Davies destaca que é surpreendente que o Grupo Prince tenha conseguido construir uma "presença global" sem gerar alarme, considerando as graves acusações criminais enfrentadas atualmente pelo grupo.
"O que deveria incomodar muitas pessoas é que Chen Zhi nunca conseguiu adquirir todos esses ativos, nem em Singapura, nem em Londres, nem nos Estados Unidos", explica ele.
"Advogados, contadores, agentes imobiliários, banqueiros, todos deveriam ter observado esse grupo e dito: 'Um momento, isso não faz sentido.' E eles não fizeram."

Crédito, AFP via Getty Images
Atualmente, após toda a publicidade negativa gerada pelas sanções dos EUA e do Reino Unido, as empresas vêm rapidamente se desvinculando do Grupo Prince.
O Banco Central do Camboja precisou emitir um comunicado aos correntistas preocupados, garantindo que eles poderão retirar seus fundos do Banco Prince.
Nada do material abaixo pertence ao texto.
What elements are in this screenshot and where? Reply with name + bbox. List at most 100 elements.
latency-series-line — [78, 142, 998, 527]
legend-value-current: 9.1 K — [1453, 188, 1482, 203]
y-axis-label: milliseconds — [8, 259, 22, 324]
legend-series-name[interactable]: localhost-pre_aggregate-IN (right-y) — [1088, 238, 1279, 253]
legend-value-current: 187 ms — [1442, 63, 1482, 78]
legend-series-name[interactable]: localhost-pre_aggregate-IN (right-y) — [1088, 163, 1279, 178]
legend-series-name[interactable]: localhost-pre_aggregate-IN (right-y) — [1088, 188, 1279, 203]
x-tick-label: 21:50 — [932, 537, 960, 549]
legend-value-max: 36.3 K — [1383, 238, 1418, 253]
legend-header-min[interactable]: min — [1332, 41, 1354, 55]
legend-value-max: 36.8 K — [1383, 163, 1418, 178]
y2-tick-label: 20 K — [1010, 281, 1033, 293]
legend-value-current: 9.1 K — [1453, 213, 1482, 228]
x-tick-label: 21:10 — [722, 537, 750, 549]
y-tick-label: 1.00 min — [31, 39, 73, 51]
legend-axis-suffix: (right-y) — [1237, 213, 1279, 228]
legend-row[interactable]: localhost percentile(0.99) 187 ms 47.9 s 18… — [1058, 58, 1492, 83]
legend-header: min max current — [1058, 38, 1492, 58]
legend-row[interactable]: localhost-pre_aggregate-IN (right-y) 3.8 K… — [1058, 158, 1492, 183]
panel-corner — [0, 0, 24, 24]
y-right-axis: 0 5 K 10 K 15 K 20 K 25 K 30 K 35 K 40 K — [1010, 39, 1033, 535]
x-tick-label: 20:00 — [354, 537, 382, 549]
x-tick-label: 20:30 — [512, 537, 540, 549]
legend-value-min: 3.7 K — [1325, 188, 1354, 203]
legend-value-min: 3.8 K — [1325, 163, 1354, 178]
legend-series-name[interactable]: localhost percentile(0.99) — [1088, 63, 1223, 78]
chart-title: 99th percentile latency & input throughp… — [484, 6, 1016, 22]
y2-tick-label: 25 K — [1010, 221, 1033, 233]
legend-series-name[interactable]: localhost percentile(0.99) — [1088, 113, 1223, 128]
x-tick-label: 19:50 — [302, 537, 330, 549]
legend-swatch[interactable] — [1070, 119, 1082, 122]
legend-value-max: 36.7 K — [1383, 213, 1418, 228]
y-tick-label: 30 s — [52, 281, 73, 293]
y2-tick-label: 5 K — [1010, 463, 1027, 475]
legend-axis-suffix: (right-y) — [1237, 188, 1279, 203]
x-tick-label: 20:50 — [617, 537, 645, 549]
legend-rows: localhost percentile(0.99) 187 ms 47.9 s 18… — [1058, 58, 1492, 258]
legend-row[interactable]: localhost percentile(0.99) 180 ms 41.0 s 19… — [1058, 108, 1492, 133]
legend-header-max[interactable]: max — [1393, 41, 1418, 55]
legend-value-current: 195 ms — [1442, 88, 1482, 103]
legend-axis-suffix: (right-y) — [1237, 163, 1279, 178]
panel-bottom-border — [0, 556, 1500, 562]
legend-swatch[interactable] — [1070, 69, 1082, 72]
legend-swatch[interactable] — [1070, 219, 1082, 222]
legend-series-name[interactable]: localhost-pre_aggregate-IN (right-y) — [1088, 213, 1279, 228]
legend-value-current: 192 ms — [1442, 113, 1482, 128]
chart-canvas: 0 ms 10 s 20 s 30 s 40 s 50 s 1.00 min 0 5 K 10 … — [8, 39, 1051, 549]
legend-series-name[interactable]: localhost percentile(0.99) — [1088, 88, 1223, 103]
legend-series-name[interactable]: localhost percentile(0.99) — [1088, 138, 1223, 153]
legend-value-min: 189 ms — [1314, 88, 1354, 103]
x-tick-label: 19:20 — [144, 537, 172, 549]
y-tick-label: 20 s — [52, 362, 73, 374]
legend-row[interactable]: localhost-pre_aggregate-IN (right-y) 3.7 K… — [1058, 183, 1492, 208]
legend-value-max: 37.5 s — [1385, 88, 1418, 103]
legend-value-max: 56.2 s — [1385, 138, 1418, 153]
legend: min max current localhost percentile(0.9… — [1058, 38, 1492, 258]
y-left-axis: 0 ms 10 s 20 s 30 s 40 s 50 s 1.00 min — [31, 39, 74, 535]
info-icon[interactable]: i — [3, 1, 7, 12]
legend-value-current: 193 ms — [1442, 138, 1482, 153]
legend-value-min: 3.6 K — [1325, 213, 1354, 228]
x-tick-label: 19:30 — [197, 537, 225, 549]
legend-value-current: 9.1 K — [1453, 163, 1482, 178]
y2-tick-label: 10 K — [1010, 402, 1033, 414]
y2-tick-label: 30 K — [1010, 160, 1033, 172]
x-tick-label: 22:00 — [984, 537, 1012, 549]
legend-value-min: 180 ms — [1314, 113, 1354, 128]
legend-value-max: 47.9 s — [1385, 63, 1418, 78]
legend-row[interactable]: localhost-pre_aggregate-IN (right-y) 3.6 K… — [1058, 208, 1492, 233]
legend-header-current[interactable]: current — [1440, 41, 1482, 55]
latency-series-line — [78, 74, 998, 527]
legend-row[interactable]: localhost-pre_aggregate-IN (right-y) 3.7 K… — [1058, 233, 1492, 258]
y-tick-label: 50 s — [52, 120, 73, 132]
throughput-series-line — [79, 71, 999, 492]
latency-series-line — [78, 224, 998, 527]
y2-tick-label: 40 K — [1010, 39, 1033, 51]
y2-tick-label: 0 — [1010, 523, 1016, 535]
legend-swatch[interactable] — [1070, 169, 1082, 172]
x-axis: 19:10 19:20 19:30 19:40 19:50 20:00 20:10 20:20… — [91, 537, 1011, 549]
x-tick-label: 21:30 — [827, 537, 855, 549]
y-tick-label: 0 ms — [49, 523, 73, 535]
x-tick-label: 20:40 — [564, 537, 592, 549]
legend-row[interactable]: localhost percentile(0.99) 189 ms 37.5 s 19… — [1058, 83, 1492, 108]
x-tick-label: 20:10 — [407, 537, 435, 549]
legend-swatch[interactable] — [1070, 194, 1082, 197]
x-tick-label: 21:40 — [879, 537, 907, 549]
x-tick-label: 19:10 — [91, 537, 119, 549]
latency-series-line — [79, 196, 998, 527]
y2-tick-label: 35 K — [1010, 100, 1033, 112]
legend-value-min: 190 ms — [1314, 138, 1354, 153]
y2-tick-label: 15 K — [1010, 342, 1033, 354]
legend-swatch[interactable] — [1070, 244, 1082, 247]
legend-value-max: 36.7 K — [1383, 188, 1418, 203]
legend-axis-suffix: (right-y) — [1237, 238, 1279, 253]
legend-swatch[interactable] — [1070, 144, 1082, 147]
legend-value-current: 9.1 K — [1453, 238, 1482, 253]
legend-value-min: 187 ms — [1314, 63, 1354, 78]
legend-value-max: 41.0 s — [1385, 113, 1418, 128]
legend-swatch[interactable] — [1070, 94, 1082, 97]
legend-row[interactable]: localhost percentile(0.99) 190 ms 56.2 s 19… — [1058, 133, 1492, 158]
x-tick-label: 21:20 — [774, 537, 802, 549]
E autoridades da Coreia do Sul congelaram US$ 64 milhões (cerca de R$ 345 milhões) dos seus depósitos nos bancos do país.
Já os governos de Singapura e da Tailândia prometem conduzir investigações sobre as subsidiárias do Banco Prince nas suas jurisdições. Das 18 pessoas procuradas pelos EUA e do Reino Unido, três são cidadãos de Singapura.
O governo do Camboja fez poucas declarações, a não ser apelar às autoridades americanas e britânicas para que se assegurem de terem provas suficientes para suas acusações.
Mas a elite cambojana terá dificuldades para se distanciar de Chen Zhi, depois de manter com ele relações tão estreitas, por tanto tempo.
O Camboja já enfrentava pressão cada vez maior, devido à sua tolerância às empresas fraudulentas. Há quem calcule que elas possam representar cerca da metade da economia do país.
E onde está Chen Zhi, em meio a tudo isso?
Não se tem notícias dele desde o anúncio das sanções, em meados de outubro. O enigmático magnata, que já foi uma das figuras mais poderosas do Camboja, aparentemente desapareceu.